Christen haben unterschiedliche Ansichten darüber, was die Corona-Pandemie mit der heutigen Menschheit zu tun hat. Für frühere Geistliche war es unumstritten, dass Kriege und Seuchen, Dürren und Hungersnöte, Hunger, Feuer und alle anderen Katastrophen Strafen für die Sünden des Volkes waren.
Titelbild
Menschen beten um Linderung von der Beulenpest, um 1350. Original Kunstwerk: Entworfen von E. Corbould, Lithographie von F. Howard.Foto: Hulton-Archiv/Getty Images
Von 31. März 2020

Über die Coronavirus-Pandemie, die von Wuhan aus die ganze Welt erfasst hat, gibt es unter den gläubigen Christen unterschiedliche Interpretationen.

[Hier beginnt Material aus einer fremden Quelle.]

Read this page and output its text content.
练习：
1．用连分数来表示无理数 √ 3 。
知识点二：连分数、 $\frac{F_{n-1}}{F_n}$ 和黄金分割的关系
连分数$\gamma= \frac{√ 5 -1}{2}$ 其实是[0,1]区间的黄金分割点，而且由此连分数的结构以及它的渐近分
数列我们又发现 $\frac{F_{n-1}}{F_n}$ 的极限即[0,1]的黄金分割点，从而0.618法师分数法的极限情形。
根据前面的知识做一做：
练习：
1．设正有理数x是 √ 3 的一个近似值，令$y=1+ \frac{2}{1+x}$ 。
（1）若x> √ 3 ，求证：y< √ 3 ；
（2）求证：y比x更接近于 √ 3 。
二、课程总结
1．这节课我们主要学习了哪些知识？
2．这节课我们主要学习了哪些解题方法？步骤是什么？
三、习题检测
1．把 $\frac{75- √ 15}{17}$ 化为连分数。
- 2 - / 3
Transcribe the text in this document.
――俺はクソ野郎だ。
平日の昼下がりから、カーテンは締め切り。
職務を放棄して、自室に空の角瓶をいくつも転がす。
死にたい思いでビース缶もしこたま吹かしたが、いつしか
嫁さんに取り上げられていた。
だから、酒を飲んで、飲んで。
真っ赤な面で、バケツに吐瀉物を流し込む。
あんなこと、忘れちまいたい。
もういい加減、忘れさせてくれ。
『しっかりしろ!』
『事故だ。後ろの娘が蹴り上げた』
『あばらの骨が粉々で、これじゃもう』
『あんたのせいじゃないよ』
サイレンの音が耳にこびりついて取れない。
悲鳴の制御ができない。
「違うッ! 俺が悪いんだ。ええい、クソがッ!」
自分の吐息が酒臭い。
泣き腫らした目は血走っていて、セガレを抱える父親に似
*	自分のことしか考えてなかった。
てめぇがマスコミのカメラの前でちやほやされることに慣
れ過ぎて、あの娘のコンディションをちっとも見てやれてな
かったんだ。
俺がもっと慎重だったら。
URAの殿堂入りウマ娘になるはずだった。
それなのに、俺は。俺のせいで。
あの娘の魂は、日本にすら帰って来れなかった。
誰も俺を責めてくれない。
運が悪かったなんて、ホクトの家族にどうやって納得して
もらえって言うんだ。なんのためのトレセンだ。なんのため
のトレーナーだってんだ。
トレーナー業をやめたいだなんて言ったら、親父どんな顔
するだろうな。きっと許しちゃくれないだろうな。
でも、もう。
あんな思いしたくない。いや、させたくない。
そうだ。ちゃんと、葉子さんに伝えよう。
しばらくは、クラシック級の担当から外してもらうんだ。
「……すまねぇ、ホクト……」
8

Marian Eleganti, Weihbischof im Schweizer Bistum Chur, zieht in einer Video-Botschaft einen Zusammenhang zwischen dem Glauben und dem damit verbundenen Handeln einer Gesellschaft und ihrer Betroffenheit von Krieg, Seuchen und anderen Katastrophen. Andere Christen lehnen diesen Zusammenhang kategorisch ab.

Für Eleganti seien gerade jetzt während der Corona-Pandemie Umkehr, Buße und Gottesvertrauen gefragt. Weihwasserbecken zu leeren, sei dagegen eine „Kapitulation“ des Glaubens.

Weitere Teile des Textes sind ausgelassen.